Generating smiles strings from molecules#
We can also convert in the other direction, e.g. from a Molecule
to an rdkit Molecule.
This can be used with rdkit’s MolToSmiles
function to generate a smiles string. This is performed automatically
using a molecule’s .smiles()
function, e.g.
>>> mol = sr.smiles("C1:C:C:C:C:C1")
>>> print(mol.smiles())
c1ccccc1
Note how hydrogens have been left out from the smiles string. They are only included if they are needed to resolve any ambiguity in the structure or chirality. For example;
>>> mol = sr.smiles("C[C@H](N)C(=O)O")
>>> print(mol.smiles())
C[C@H](N)C(=O)O
You can ask for all of the hydrogens to be included explicitly by
passing include_hydrogens
as True
.
>>> print(mol.smiles(include_hydrogens=True))
[H]OC(=O)[C@@]([H])(N([H])[H])C([H])([H])[H]
The smiles
function can be called on any molecule, even if it hasn’t been
created from a smiles string, e.g.
>>> mols = sr.load(sr.expand(sr.tutorial_url, "ala.crd", "ala.top"))
>>> print(mols[0].smiles())
CNC(=O)C(C)NC(C)=O
You can also call it on a subset of the molecule, e.g.
>>> print(mols[0]["residx 0"].smiles())
C[C-]=O
Note
Note that smiles strings of subsets will have missing bonds, e.g. here we can see that the central carbon has a negative charge because it is missing the bond to the carbon in the next residue.
You can also create smiles strings for all molecules in a collection, e.g.
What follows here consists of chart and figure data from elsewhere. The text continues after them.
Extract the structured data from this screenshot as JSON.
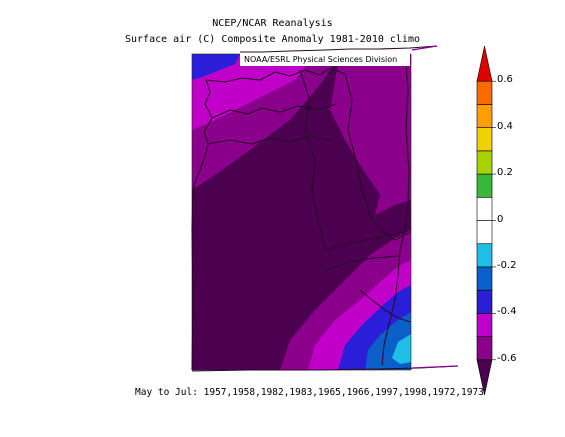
{
  "figure": {
    "title_line1": "NCEP/NCAR Reanalysis",
    "title_line2": "Surface air (C) Composite Anomaly 1981-2010 climo",
    "credit": "NOAA/ESRL Physical Sciences Division",
    "footer": "May to Jul: 1957,1958,1982,1983,1965,1966,1997,1998,1972,1973"
  },
  "colorbar": {
    "labels": [
      "0.6",
      "0.4",
      "0.2",
      "0",
      "-0.2",
      "-0.4",
      "-0.6"
    ],
    "bins": [
      {
        "color": "#4b0050"
      },
      {
        "color": "#8a008a"
      },
      {
        "color": "#c000c8"
      },
      {
        "color": "#2a1ed8"
      },
      {
        "color": "#0a60c8"
      },
      {
        "color": "#1ebee6"
      },
      {
        "color": "#ffffff"
      },
      {
        "color": "#ffffff"
      },
      {
        "color": "#3ab83a"
      },
      {
        "color": "#a8d200"
      },
      {
        "color": "#f0d200"
      },
      {
        "color": "#ffa000"
      },
      {
        "color": "#ff6a00"
      },
      {
        "color": "#e00000"
      }
    ]
  },
  "map": {
    "colors": {
      "lt_m06": "#4b0050",
      "m06_m05": "#8a008a",
      "m05_m04": "#c000c8",
      "m04_m03": "#2a1ed8",
      "m03_m02": "#0a60c8",
      "m02_m01": "#1ebee6"
    }
  }
}
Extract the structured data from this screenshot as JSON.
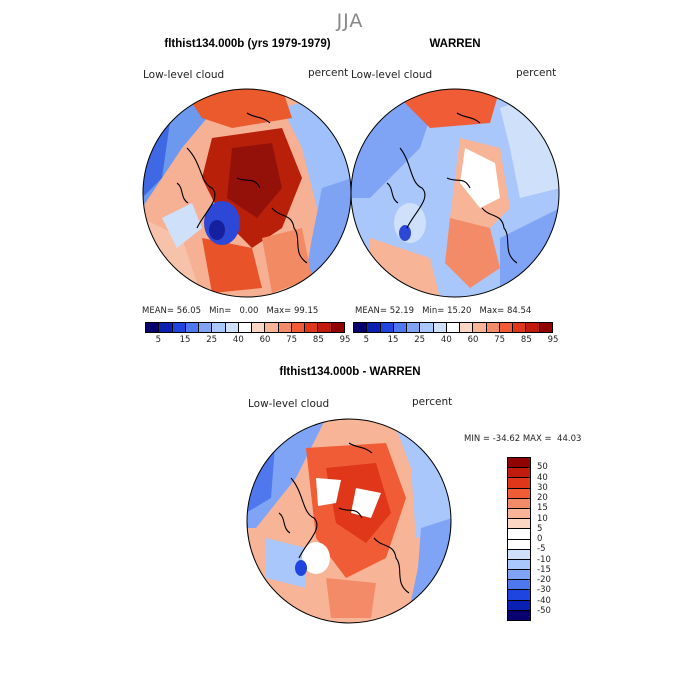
{
  "season": "JJA",
  "panels": [
    {
      "title": "flthist134.000b (yrs 1979-1979)",
      "var_label": "Low-level cloud",
      "units": "percent",
      "mean": "56.05",
      "min": "0.00",
      "max": "99.15"
    },
    {
      "title": "WARREN",
      "var_label": "Low-level cloud",
      "units": "percent",
      "mean": "52.19",
      "min": "15.20",
      "max": "84.54"
    }
  ],
  "diff": {
    "title": "flthist134.000b - WARREN",
    "var_label": "Low-level cloud",
    "units": "percent",
    "min": "-34.62",
    "max": "44.03"
  },
  "stat_labels": {
    "mean": "MEAN=",
    "min": "Min=",
    "max": "Max=",
    "min_upper": "MIN =",
    "max_upper": "MAX ="
  },
  "colorbar_abs": {
    "ticks": [
      "5",
      "15",
      "25",
      "40",
      "60",
      "75",
      "85",
      "95"
    ],
    "colors": [
      "#08006e",
      "#0a1fb3",
      "#1f45e0",
      "#4f78ef",
      "#7fa4f5",
      "#a9c7fb",
      "#cfe0fb",
      "#ffffff",
      "#fbd6c2",
      "#f7b497",
      "#f48b68",
      "#ef5c35",
      "#e0361a",
      "#c01b0c",
      "#900303"
    ]
  },
  "colorbar_diff": {
    "ticks": [
      "50",
      "40",
      "30",
      "20",
      "15",
      "10",
      "5",
      "0",
      "-5",
      "-10",
      "-15",
      "-20",
      "-30",
      "-40",
      "-50"
    ],
    "colors": [
      "#900303",
      "#c01b0c",
      "#e0361a",
      "#ef5c35",
      "#f48b68",
      "#f7b497",
      "#fbd6c2",
      "#ffffff",
      "#ffffff",
      "#cfe0fb",
      "#a9c7fb",
      "#7fa4f5",
      "#4f78ef",
      "#1f45e0",
      "#0a1fb3",
      "#08006e"
    ]
  },
  "chart_data": [
    {
      "type": "heatmap",
      "projection": "polar stereographic (north pole)",
      "title": "flthist134.000b (yrs 1979-1979)",
      "variable": "Low-level cloud",
      "units": "percent",
      "stats": {
        "mean": 56.05,
        "min": 0.0,
        "max": 99.15
      },
      "contour_levels": [
        5,
        15,
        25,
        40,
        60,
        75,
        85,
        95
      ]
    },
    {
      "type": "heatmap",
      "projection": "polar stereographic (north pole)",
      "title": "WARREN",
      "variable": "Low-level cloud",
      "units": "percent",
      "stats": {
        "mean": 52.19,
        "min": 15.2,
        "max": 84.54
      },
      "contour_levels": [
        5,
        15,
        25,
        40,
        60,
        75,
        85,
        95
      ]
    },
    {
      "type": "heatmap",
      "projection": "polar stereographic (north pole)",
      "title": "flthist134.000b - WARREN",
      "variable": "Low-level cloud",
      "units": "percent",
      "stats": {
        "min": -34.62,
        "max": 44.03
      },
      "contour_levels": [
        -50,
        -40,
        -30,
        -20,
        -15,
        -10,
        -5,
        0,
        5,
        10,
        15,
        20,
        30,
        40,
        50
      ]
    }
  ]
}
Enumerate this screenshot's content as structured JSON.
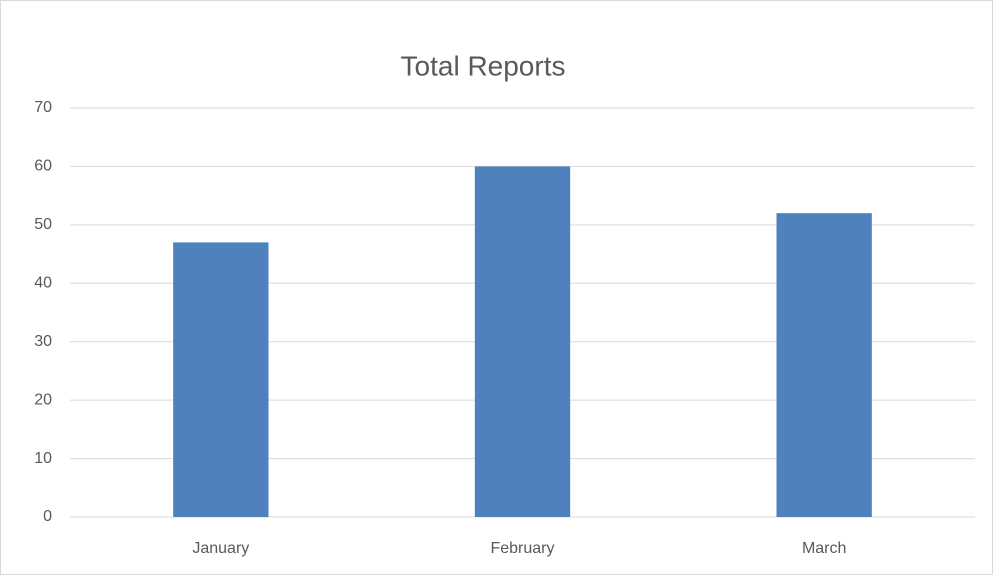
{
  "chart_data": {
    "type": "bar",
    "title": "Total Reports",
    "categories": [
      "January",
      "February",
      "March"
    ],
    "values": [
      47,
      60,
      52
    ],
    "color": "#4f81bd",
    "ylim": [
      0,
      70
    ],
    "yticks": [
      0,
      10,
      20,
      30,
      40,
      50,
      60,
      70
    ],
    "grid": true
  }
}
>>> print(mols[0:10].smiles())
['CNC(=O)C(C)NC(C)=O', 'O', 'O', 'O', 'O', 'O', 'O', 'O', 'O', 'O']
Note
Note that the smiles string for a water molecule is O
>>> print(mols[0:3].smiles(include_hydrogens=True))
['[H]N(C(=O)C([H])(N([H])C(=O)C([H])([H])[H])C([H])([H])[H])C([H])([H])[H]', '[H]O[H]', '[H]O[H]']